The article about decorrelation says:
“The algorithm therefore assumes that in the density domain the contribution of the image forming dyes on the film to IR response is linear”

It looks as though your IR is quite correlated to the red channel by matching geometric mean:

But even then, it’s probably still better to variance smooth the IR (variance_patch 11 shows the marks quite clearly) and subtract.

garagecoder · December 7, 2021, 2:08pm

Using the red channel, I managed to get this far:

I cheated using some of my own filters in g’mic plus another to set geometric mean:
gmic Dia_10.tif k[0,-1] channels.. 0 set_mean 0.5 gcd_fmean_local 3,2 sub n 0,1 pow 3

set_mean : skip ${1=0.5},${2=0}
  if $2==-1
    m "_func : pow -1 sub 1" m "_finv : add 1 pow -1"
  elif $2==0
    m "_func : log" m "_finv : exp"
  elif $2==1
    m "_func : skip 0" m "_finv : skip 0"
  elif $2==2
    m "_func : sqr" m "_finv : sqrt"
  fi
  repeat $! l[$>]
    m={[im,iM]} n 0.002,0.998 ($1) _func *.. {i/ia#0} rm. _finv n $m
  endl done
  uncommand _func,_finv

olma · December 7, 2021, 2:49pm

Thanks, the result looks basically perfect.

I’ll take my time to decipher your script and I’ll try to apply it to my slides!

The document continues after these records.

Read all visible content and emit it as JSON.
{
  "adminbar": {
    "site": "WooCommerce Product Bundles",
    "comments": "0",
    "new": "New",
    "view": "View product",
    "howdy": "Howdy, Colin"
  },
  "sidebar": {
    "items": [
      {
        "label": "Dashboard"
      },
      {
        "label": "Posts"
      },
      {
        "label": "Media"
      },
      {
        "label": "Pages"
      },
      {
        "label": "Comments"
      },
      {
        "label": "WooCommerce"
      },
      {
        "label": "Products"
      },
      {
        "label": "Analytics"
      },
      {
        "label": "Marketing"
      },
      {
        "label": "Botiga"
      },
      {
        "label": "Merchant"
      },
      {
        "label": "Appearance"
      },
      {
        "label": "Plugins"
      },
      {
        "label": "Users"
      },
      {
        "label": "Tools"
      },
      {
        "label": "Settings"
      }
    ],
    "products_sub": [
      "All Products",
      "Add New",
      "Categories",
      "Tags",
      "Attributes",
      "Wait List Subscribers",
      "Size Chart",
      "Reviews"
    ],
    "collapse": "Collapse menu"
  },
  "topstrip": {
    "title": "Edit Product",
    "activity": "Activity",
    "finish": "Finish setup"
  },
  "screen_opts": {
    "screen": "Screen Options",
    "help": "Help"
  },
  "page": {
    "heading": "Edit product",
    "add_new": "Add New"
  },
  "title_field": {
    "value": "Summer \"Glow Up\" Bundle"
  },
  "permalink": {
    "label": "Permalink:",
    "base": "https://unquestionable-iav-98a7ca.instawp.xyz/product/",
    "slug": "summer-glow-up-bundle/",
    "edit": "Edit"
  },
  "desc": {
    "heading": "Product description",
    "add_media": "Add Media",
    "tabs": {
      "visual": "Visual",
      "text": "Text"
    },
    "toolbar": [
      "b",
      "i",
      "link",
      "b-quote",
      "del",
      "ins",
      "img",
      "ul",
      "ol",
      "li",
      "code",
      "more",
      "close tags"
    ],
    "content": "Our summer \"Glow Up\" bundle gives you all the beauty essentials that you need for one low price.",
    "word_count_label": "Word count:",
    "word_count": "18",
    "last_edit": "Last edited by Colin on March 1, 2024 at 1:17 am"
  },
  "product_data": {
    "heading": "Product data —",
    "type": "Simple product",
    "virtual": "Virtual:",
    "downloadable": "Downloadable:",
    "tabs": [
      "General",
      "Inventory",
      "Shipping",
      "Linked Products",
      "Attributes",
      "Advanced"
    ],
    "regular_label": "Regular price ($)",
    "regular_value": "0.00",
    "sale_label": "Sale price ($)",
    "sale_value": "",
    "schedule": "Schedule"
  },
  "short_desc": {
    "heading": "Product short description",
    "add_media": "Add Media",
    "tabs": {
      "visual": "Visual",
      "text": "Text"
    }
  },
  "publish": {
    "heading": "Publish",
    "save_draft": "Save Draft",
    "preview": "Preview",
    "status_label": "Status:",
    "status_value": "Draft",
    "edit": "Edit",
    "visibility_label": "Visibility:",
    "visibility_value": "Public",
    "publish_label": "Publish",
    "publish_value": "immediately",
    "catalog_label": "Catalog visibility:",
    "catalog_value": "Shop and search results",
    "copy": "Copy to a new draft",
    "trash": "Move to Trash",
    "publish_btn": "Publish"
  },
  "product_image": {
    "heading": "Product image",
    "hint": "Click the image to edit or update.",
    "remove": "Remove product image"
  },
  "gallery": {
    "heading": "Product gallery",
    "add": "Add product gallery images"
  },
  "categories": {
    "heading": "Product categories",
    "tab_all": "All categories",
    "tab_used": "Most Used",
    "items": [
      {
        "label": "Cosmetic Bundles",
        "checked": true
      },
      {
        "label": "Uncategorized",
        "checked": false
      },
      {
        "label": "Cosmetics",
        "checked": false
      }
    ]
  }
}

garagecoder · December 7, 2021, 3:10pm

No problem, there’s still a lot of work for you to do but it’s a start

Describing the above technique in words (with IR and red channel images):

Set both images geometric mean = 0.5
Square the values of each image
Divide each image by a gaussian filtered copy (small radius, may need to add an epsilon to avoid div by zero)
Square root values of each image
Subtract them (image difference)

For viewing only: normalize and apply exponent (a threshold won’t care about that anyway)

Explanation about the squaring: it makes it ~quadratic mean, but the ideal I think would be patch maximum, so you could use exp and log rather than sqr and sqrt, just be careful with value ranges…

Reptorian · December 7, 2021, 4:32pm

@garagecoder Just one little thing of note. Don’t use m,n as variable names. It would be easier to understand if they weren’t already names for command. That’s why in my G’MIC script, I avoid doing that.